Patriarch Kirill of Moscow traveled to the monastery with Putin to help celebrate 1,000 years of Russian presence at Mount Athos.

At Karyes, the administrative center of Mount Athos, Putin was greeted by the 20 abbots of the monasteries and 20 representatives of the monks on the peninsula, as well as a representative of the Greek Orthodox Patriarch of Constantinople, under whose jurisdiction Mount Athos falls.

Security in Mount Athos was extremely tight. Besides Putin’s large entourage, there was heavy Greek police and coast guard presence, with divers guarding and inspecting the landing site and snipers deployed throughout Putin’s route.

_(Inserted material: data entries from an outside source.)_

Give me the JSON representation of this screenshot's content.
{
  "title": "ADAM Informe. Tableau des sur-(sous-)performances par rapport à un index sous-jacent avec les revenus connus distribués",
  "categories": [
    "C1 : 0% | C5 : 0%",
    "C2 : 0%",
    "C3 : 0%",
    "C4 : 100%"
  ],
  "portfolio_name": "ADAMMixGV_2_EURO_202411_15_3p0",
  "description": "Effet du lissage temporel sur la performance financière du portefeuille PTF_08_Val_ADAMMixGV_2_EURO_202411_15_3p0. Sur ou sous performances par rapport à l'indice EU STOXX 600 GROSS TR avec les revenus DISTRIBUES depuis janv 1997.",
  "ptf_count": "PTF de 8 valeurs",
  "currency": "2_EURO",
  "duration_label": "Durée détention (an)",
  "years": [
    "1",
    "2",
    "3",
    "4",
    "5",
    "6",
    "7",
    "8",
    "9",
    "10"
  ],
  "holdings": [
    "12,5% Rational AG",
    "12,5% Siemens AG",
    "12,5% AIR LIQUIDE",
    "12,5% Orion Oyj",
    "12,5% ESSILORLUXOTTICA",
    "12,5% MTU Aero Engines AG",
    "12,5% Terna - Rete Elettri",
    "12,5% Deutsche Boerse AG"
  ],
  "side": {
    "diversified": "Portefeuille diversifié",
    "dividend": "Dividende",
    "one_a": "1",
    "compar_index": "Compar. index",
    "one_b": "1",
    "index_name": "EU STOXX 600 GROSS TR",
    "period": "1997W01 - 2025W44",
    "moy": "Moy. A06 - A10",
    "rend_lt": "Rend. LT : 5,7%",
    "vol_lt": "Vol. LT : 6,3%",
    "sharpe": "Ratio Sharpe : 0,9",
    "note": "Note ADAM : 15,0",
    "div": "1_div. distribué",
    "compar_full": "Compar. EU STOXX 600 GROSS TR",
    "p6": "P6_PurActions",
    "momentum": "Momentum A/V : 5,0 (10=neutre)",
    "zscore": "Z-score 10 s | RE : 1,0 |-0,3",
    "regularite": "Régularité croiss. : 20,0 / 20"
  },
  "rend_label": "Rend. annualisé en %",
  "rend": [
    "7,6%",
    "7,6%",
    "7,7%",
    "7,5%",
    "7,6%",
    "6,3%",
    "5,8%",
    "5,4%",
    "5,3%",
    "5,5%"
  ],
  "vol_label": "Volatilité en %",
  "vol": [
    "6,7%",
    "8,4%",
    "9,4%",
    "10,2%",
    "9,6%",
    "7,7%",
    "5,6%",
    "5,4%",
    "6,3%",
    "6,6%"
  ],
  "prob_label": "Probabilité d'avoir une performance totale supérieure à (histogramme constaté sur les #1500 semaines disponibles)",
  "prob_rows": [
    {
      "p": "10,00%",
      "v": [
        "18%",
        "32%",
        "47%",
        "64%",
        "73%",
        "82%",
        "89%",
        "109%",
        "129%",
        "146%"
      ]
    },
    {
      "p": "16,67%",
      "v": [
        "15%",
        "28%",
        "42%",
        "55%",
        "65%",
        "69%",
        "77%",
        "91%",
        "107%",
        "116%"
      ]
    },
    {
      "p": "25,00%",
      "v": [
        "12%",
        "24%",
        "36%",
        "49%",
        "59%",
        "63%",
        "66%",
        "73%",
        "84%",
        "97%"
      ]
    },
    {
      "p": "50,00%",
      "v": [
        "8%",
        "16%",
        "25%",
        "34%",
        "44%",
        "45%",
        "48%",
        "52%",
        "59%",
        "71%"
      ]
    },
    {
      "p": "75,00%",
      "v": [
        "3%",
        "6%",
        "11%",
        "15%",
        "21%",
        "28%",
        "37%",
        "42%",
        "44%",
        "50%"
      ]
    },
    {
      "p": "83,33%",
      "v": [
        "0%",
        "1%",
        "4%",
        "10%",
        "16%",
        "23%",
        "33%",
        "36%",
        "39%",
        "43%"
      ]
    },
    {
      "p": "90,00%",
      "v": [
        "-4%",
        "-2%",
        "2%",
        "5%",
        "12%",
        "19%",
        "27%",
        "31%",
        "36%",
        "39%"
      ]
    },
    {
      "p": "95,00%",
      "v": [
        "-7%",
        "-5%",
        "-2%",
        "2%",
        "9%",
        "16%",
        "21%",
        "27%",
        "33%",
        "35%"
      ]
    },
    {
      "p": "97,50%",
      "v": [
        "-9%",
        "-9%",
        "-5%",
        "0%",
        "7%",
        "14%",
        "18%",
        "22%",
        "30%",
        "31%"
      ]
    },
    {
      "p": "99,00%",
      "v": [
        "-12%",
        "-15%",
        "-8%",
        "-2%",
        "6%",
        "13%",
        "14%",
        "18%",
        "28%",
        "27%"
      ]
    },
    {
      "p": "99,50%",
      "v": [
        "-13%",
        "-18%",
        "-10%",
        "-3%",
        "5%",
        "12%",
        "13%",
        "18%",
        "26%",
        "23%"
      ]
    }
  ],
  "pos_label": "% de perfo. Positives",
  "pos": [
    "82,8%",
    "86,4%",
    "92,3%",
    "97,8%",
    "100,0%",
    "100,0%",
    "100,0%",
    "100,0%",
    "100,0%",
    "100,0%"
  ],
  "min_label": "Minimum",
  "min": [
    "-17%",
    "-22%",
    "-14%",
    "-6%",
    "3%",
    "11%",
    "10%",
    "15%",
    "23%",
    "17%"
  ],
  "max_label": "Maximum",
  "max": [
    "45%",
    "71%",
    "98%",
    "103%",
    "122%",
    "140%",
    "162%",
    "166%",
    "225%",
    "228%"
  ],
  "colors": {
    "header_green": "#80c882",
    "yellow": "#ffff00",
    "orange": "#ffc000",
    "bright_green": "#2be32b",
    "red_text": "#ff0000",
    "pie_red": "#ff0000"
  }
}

Christian Orthodox believers know Greece’s heavily-forested northern peninsula of Mount Athos as the “Orchard of the Virgin Mary,” but women have been strictly barred from entering it for more than a thousand years.

The autonomous monastic community is seen as a spiritual ark of Eastern Christianity, and thousands of male pilgrims visit its 20 fortified monasteries every year. Located a few kilometers (miles) away from busy seaside resorts in Greece’s Halkidiki region, access is only allowed by sea, in tiny ferries for those carrying a permit to visit a specific monastery.

2016 marks the 1,000th anniversary of the first recorded settlement by Russian monks on Mount Athos, in 1016. While most of the site’s 1,500 monks are Greek-born, male Orthodox Christians are allowed to live there as monks, which male followers of other religions can visit but not live on.

The 20 monasteries on the peninsula include one Russian, one Serbian and one Bulgarian, while Romanians, Moldovans, Ukrainians and Georgians also live there.

Mount Athos still follows the Julian calendar, and is 13 days behind the rest of the planet. Monks — and visitors — start their day at 4 a.m., and monasteries bar their doors to all after sunset. Meat is banned, and monks spend their days in prayer and communal work, including agriculture. Mobile phones and Internet use are allowed.

The monasteries believe women might offer monks the fleshly temptations they renounced upon taking orders. Rumored breaches include one by refugees fleeing Nazi occupation forces, and a woman dressed as a man was caught shortly after World War II.

The penalty for women visiting the site is a maximum 12-month jail sentence, and to date Greek human rights groups have failed to have the ban overturned in court.